Airport Executive Director Josh Abramson had hoped to pair the grant with other state, regional and federal monies either anticipated or already received for other improvements to airport property.
But council members rejected the grant in a 5-2 vote. Ward 1 Councilman Markel Whittington and council President Fred Pitts of Ward 2 were the grant’s sole advocates.
Those who voted against the grant said it was thrust upon them without warning, wasn’t explained to their satisfaction, and would mostly benefit Universal Asset Management, a private company leasing airport property.
“I usually try to support things progressive for the city, but I have reluctantcy supporting this,” said Ward 4 Councilwoman Nettie Davis. “I can’t support this until we get some more clarification on it.”
UAM’s lease agreement with the city and airport requires some improvements to the facility, which had been damaged prior to its arrival by the previous owner: the Mississippi National Guard.
“There is existing damage, but it was never built properly and it’s not safe for airport operations,” Abramson said. “I don’t care who’s over there, you can’t taxi around to the apron without tearing up the airplane because of the drop-off on the taxi lane. This was the condition that this facility was in when the city agreed to buy.”
The city and airport purchased the National Guard’s former Army Aviation Support Facility for $1.8 million five years ago. UAM pays the airport $85,000 annually to lease the facility, which in turn helps pay off the airport’s debt. That annual lease payment eventually will climb to $115,000.
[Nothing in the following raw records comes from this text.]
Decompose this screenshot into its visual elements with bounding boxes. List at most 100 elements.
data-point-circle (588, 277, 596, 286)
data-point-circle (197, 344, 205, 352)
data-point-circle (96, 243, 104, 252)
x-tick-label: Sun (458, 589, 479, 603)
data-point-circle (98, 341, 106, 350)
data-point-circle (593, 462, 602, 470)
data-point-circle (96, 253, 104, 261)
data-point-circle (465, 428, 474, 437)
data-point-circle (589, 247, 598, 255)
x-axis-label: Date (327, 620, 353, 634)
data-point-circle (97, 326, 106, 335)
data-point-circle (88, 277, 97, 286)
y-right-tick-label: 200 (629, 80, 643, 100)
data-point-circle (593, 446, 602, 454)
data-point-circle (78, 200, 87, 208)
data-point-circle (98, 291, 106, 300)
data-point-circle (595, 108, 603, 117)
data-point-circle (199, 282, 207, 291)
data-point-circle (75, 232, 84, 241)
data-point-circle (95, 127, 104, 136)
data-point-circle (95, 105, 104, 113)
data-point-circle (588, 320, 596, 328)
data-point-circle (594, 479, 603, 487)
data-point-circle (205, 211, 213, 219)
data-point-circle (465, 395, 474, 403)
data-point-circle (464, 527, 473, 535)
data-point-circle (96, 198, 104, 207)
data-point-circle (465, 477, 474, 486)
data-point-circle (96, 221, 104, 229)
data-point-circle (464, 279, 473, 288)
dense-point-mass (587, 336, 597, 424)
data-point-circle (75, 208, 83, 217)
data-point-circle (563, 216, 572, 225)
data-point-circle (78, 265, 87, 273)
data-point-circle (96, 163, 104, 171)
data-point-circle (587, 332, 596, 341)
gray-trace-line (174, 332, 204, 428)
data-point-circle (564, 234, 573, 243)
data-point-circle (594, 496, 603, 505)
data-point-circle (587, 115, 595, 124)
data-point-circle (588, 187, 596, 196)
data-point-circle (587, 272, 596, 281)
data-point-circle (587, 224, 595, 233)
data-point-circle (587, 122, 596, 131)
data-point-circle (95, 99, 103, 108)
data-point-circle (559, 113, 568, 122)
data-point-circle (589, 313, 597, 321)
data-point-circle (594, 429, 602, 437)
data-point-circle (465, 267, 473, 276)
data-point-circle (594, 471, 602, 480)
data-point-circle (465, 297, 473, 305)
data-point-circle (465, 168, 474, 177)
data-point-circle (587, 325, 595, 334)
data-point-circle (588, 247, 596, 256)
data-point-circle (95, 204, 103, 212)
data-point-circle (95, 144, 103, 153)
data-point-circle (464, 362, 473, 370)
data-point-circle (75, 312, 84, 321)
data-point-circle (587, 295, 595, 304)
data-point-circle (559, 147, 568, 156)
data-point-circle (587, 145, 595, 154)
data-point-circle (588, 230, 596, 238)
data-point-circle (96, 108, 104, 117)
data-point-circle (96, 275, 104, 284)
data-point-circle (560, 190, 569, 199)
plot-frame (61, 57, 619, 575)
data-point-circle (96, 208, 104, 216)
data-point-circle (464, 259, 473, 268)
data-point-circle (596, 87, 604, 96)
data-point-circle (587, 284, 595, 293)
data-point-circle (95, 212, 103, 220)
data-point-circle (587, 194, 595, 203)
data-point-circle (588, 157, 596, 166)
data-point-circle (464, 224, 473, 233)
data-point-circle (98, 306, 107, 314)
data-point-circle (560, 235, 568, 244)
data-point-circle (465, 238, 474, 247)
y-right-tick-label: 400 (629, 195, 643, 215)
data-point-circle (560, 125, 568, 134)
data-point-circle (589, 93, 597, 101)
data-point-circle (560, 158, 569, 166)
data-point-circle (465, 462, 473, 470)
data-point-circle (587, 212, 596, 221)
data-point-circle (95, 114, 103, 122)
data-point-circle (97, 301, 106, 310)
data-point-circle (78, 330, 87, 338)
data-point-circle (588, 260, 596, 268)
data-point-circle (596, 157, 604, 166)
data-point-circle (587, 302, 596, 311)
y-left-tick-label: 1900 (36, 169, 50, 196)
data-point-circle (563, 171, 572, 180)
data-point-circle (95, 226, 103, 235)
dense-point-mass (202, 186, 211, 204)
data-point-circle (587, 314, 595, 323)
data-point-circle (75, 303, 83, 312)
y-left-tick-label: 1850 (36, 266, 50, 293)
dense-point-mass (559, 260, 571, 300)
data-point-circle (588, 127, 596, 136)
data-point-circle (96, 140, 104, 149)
But the existing taxiway and apron damage have rendered some of the leased property inaccessible, forcing UAM to park jets in other areas. At least one council member had complained about this upon rejecting the grant.
Council and airport officials are expected to meet at 4 p.m. Monday to discuss the grant and determine whether enough support exists to hold another vote. If it’s not approved by midnight Monday, the city will lose it for good, said Mayor Jack Reed Jr.
Abramson agreed the grant has a short turnaround from offer to the necessary approval, but he said it always has been that way because of an FAA requirement to use actual bids when requesting the funds.
“I cannot accept the grant based on estimates,” he said. “I can only accept a grant based on bid prices, and you usually can’t hold a contractor in more than 60 days without paying a premium.”
The airport held bid openings earlier this summer and selected contractors for the project before submitting its application to the FAA on July 30. The FAA offered Tupelo the grant 11 days later. It was up for a council vote 10 days after that.
“Everything,” Abramson said, “is last minute with the FAA.”